Support cleaning up orphaned LFS files in design repositories
About
At time of writing there is a rake task that can be run by admins that will "clean up" orphaned LFS Objects. This is scheduled to be run automatically in a near-milestone #223621 (closed).
When run, it allows a project to reduce their recorded LFS usage quota to take into account any files that have been deleted. It also sets up RemoveUnreferencedLfsObjectsWorker to later actually delete the files.
Problems
The task only runs on the main project repository
Currently, OrphanLfsFileReferences, the class that handles the task, will only clean up orphaned LFS Files within the main project repository, and is unaware of other repositories, like the design repository, which also stores files with Git LFS.
The task contains a bug that might break designs
In the situation where a file has been added to an LFS-enabled project repository and also to the same project's design repository, and then deleted from the project repository, OrphanLfsFileReferences will currently cause the project to lose its ability to lookup the design which will render the design file as permanently broken.
This happens due to the scoping of the LfsObjectsProject records to be deleted, which currently does not pay attention to selecting the LfsObjectsProject by repository_type.

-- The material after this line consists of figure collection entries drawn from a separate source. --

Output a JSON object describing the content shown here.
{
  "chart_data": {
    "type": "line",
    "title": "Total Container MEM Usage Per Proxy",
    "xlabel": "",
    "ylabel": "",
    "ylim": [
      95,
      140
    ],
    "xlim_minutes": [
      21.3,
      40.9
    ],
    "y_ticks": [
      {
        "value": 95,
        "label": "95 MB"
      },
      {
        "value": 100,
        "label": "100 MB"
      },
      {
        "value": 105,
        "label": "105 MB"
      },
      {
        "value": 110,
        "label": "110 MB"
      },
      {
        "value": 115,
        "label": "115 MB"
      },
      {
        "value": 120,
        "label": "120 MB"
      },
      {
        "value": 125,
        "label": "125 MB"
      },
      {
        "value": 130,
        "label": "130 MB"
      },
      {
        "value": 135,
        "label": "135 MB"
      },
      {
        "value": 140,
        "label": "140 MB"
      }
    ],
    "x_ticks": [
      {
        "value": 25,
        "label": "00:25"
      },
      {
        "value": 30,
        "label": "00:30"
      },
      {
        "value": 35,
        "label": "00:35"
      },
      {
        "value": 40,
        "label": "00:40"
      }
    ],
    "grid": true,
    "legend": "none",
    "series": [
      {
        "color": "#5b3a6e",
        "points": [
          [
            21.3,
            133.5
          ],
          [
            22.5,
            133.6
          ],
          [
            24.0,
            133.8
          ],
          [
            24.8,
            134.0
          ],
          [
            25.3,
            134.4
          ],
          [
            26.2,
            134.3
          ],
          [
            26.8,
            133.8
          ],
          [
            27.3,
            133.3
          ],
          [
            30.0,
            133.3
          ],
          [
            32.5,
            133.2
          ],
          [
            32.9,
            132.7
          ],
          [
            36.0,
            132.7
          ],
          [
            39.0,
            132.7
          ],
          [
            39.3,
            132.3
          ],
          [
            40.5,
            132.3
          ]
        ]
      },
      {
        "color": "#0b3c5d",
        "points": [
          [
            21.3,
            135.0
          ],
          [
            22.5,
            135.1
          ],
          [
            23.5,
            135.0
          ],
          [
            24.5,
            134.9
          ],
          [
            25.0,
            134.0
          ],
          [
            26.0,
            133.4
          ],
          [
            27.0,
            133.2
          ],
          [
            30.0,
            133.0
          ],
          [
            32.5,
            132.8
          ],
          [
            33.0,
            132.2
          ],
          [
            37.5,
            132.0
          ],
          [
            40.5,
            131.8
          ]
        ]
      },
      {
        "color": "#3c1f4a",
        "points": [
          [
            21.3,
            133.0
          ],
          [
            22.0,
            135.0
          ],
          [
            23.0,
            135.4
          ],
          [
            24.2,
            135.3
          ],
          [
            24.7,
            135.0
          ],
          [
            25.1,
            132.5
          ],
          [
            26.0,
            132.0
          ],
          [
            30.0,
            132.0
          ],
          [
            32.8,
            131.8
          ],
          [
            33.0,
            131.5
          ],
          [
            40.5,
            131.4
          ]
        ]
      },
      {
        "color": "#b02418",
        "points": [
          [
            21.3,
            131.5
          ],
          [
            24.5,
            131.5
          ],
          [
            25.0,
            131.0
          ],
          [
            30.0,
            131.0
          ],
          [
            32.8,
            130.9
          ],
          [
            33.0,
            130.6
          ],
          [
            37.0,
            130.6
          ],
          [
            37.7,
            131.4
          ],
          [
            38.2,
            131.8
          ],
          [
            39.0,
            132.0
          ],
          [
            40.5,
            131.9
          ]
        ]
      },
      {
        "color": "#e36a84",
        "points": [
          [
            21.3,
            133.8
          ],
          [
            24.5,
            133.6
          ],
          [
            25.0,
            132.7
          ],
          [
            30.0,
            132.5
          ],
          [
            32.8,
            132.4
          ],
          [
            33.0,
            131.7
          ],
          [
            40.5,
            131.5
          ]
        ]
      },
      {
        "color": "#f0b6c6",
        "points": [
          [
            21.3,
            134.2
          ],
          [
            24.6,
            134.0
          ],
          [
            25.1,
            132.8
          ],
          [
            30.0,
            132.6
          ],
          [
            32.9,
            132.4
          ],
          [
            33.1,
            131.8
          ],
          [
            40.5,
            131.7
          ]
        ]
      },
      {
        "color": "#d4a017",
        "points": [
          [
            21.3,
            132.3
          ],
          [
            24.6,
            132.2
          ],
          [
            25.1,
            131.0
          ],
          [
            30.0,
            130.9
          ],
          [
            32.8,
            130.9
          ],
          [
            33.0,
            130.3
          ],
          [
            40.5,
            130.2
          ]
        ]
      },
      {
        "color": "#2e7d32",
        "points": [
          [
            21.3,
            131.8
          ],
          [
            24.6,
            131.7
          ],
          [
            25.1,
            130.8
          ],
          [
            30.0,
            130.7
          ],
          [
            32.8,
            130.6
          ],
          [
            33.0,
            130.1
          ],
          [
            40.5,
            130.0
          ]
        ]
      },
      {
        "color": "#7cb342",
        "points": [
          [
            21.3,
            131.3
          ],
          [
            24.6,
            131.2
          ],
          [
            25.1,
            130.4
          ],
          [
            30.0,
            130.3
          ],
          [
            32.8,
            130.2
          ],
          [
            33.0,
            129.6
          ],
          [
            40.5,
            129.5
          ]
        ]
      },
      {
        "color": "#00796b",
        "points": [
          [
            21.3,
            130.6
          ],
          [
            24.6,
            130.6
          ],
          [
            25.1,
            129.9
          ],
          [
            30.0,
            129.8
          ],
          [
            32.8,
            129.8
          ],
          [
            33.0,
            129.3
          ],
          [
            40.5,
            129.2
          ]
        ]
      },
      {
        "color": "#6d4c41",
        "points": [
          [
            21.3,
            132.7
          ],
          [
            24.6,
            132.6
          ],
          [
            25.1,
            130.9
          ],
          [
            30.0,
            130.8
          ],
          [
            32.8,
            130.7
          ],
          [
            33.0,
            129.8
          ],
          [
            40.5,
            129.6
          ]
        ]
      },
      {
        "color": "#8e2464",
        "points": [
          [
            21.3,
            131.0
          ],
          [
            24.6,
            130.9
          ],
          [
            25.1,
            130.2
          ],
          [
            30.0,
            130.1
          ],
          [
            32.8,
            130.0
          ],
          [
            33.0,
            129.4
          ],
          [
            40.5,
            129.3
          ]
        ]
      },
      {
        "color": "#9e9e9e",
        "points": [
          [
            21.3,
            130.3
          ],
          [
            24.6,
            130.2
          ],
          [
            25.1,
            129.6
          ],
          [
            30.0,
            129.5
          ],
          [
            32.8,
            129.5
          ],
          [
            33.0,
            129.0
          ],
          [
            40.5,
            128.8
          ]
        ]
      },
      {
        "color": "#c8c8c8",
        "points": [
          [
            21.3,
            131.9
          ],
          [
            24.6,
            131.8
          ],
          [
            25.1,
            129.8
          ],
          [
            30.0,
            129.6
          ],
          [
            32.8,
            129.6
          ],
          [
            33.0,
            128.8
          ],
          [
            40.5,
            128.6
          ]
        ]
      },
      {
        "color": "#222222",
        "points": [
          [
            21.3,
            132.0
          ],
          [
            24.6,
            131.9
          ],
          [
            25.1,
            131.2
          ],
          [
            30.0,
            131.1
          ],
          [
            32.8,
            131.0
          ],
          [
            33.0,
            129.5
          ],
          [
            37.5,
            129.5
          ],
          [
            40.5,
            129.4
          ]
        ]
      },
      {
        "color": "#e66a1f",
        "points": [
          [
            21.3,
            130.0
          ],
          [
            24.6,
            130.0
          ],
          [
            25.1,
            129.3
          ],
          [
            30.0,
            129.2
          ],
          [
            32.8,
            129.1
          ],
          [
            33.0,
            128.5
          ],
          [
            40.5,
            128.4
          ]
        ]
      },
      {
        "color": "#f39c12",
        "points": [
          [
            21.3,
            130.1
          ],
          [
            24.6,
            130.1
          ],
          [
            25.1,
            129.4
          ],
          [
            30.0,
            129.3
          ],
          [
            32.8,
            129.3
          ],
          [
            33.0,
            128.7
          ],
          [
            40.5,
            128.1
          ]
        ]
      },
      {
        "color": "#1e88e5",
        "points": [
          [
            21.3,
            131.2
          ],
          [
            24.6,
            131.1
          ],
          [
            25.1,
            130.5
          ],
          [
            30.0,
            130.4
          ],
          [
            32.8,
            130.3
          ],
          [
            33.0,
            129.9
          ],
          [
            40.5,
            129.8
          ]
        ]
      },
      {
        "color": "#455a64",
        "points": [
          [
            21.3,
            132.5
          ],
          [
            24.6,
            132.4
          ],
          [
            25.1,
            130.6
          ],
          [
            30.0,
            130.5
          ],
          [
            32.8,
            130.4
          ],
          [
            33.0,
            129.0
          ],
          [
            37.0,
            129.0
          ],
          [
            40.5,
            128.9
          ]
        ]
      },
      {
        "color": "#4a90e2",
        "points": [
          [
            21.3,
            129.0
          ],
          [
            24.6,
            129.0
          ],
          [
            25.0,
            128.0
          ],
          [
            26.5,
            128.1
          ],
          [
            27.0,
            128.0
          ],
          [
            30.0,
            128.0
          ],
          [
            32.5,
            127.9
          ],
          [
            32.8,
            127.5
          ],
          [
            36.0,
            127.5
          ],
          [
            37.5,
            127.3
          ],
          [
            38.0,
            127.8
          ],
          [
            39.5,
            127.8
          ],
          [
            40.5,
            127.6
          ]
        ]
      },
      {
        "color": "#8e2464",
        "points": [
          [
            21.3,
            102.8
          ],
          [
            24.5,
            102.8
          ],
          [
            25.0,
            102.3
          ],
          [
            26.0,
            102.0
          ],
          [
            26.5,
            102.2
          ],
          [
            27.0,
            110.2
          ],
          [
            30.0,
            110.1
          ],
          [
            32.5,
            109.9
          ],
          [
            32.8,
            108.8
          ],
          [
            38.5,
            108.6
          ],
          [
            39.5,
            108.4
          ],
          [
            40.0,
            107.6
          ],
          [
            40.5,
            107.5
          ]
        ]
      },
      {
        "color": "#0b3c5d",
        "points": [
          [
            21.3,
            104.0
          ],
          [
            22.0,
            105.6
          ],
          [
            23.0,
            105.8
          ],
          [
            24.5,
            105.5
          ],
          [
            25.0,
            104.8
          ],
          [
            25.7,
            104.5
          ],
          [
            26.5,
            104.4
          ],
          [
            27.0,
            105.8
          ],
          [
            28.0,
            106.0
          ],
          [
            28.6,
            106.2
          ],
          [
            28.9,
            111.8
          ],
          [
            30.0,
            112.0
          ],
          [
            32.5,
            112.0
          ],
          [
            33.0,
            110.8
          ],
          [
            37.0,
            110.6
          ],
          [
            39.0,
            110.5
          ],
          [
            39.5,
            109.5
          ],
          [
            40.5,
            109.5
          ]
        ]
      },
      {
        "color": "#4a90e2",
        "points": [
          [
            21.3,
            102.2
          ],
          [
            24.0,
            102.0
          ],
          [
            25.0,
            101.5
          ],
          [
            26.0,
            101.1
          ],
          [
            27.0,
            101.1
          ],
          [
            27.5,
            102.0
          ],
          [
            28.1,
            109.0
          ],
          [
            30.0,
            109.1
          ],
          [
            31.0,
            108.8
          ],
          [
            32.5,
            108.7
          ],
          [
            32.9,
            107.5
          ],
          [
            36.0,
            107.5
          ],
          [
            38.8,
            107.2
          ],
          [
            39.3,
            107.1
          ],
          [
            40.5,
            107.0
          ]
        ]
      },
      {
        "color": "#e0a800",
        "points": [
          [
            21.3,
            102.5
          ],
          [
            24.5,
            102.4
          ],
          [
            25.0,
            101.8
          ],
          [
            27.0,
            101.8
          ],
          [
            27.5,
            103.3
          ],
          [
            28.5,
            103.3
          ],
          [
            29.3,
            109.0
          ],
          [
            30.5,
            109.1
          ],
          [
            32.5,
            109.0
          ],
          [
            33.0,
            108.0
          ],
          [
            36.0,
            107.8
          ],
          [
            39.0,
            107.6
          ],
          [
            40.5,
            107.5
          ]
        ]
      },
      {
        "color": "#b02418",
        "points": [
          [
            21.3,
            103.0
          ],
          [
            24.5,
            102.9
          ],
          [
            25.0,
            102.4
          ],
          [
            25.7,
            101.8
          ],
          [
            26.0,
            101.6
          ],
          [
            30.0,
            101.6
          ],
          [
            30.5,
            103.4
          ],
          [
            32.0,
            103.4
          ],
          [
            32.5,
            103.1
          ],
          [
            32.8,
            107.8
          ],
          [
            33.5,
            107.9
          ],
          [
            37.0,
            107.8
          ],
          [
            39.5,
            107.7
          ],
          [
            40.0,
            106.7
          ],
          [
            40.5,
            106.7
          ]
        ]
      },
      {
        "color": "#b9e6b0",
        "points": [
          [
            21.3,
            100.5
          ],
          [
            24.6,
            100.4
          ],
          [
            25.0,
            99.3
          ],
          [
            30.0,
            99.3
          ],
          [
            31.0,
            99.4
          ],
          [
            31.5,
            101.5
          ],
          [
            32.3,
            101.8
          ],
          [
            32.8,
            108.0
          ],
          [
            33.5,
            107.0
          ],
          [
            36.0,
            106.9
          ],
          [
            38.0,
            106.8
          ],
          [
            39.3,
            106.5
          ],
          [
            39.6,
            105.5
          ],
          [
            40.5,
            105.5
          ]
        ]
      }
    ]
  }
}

In the above scenario, the class will also destroy the LfsObjectsProject where repository_type is :design in addition to the one where repository_type is :project.
Proposal
Make OrphanLfsFileReferences work for all repositories that LfsObjectsProject knows of.

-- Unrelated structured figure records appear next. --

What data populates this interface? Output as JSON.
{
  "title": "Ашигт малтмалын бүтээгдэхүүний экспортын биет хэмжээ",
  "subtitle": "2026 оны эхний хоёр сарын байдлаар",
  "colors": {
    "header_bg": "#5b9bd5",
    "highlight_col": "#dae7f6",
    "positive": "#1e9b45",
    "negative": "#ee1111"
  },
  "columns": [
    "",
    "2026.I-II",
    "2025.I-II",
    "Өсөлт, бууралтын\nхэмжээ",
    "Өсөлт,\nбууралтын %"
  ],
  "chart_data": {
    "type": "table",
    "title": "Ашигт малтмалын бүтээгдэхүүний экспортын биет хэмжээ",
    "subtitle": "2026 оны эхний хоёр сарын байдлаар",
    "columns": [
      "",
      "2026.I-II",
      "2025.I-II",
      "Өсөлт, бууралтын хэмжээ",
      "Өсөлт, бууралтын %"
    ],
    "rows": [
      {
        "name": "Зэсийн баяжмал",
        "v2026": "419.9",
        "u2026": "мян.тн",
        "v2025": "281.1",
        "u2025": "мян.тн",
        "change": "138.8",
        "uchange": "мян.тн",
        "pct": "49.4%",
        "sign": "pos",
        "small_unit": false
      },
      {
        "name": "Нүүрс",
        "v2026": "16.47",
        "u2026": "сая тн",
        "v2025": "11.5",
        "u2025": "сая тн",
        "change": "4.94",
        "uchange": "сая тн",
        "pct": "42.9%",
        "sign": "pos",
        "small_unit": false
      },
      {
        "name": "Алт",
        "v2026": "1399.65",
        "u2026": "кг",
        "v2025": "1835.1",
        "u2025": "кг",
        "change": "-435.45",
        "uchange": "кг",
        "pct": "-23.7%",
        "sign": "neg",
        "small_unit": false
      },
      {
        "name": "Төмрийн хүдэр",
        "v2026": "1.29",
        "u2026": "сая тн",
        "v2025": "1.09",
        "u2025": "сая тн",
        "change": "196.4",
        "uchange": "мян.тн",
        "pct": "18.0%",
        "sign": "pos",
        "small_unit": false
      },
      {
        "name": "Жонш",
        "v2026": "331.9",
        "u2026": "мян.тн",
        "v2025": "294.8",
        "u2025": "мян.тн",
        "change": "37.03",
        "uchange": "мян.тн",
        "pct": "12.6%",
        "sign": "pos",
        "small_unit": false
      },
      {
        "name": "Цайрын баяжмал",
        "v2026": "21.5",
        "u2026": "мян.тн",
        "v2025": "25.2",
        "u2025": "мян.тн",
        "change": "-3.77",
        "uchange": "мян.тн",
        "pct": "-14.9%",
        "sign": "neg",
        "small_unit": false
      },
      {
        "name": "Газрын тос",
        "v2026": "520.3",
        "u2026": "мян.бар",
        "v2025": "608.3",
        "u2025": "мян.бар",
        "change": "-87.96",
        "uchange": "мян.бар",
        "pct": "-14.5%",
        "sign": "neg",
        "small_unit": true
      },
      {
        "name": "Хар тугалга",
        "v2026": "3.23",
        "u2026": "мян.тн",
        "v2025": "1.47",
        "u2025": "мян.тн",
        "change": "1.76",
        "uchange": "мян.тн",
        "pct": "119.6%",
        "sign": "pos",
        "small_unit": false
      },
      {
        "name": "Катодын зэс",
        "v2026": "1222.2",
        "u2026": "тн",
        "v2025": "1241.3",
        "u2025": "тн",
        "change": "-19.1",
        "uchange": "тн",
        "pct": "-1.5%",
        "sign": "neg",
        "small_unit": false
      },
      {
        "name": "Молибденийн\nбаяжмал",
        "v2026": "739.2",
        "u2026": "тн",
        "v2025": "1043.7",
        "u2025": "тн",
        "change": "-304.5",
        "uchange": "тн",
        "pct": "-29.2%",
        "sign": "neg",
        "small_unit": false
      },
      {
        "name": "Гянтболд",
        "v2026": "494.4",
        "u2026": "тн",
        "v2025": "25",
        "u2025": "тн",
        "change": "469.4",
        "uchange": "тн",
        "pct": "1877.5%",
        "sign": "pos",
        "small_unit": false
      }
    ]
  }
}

Pay attention when scoping which LfsObjectsProject records to destroy, and scope by the relevant repository_type.
IMPORTANT NOTE: At time of writing repository_type is nullable. A null repository_type value is considered to mean :project. The scoping will need to take into account this.
Backlog Refinement by @alexkalderimis:
Documentation needed:
None needed in addition to what we currently have.
Test Activity Planned:
Unit tests for orphan_lfs_file_references.rb, parameterized by repository_type.

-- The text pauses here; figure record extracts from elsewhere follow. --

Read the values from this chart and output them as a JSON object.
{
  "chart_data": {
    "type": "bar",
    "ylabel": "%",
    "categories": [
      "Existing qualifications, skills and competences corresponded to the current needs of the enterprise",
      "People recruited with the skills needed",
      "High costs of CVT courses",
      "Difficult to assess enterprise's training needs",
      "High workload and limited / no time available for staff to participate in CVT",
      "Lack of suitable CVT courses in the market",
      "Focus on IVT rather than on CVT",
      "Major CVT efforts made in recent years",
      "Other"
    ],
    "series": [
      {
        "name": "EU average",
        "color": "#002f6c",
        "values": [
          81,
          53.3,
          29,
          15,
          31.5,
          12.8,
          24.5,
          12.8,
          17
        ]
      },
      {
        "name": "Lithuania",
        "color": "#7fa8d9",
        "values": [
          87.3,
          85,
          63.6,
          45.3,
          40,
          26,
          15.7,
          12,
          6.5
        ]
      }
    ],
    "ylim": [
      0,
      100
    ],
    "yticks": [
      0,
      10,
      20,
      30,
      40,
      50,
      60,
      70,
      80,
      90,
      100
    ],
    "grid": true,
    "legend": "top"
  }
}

E2E Scenario tests that verify that this task never makes design files unavailable.
Security Tests Planned:
None
Explanation for Approach to be taken:
The proposed method in the description sounds excellent.
MR Breakdown:
- Add scopes for the different
repository_types, paying attention to the meaning ofnull. - Use these scope in
OrphanLfsFileReferences
Weight Estimate: 2-3
Backlog Refinement by @.luke:
Documentation needed:
None. The existing docs should be enough.
Test Activity Planned:
Unit tests of OrphanLfsFileReferences.
Explanation for Approach to be taken:
Follow the Proposal in this issue's description.
We may want to change OrphanLfsFileReferences to iterate over each repository type and effectively call remove_orphan_references three times, passing in repository details. We may want to think about adding some small classes to help.
MR Breakdown:
1 MR
Weight Estimate:
2
Backlog Refinement by @toupeira:
Documentation needed: None
Test Activity Planned: Add tests around the new behaviour, and the current bug.
Security Tests Planned: None
Explanation for Approach to be taken: The proposal sounds solid!
MR Breakdown: 1 MR
Weight Estimate: 2-3 (1 extra point for unfamiliarity with LFS)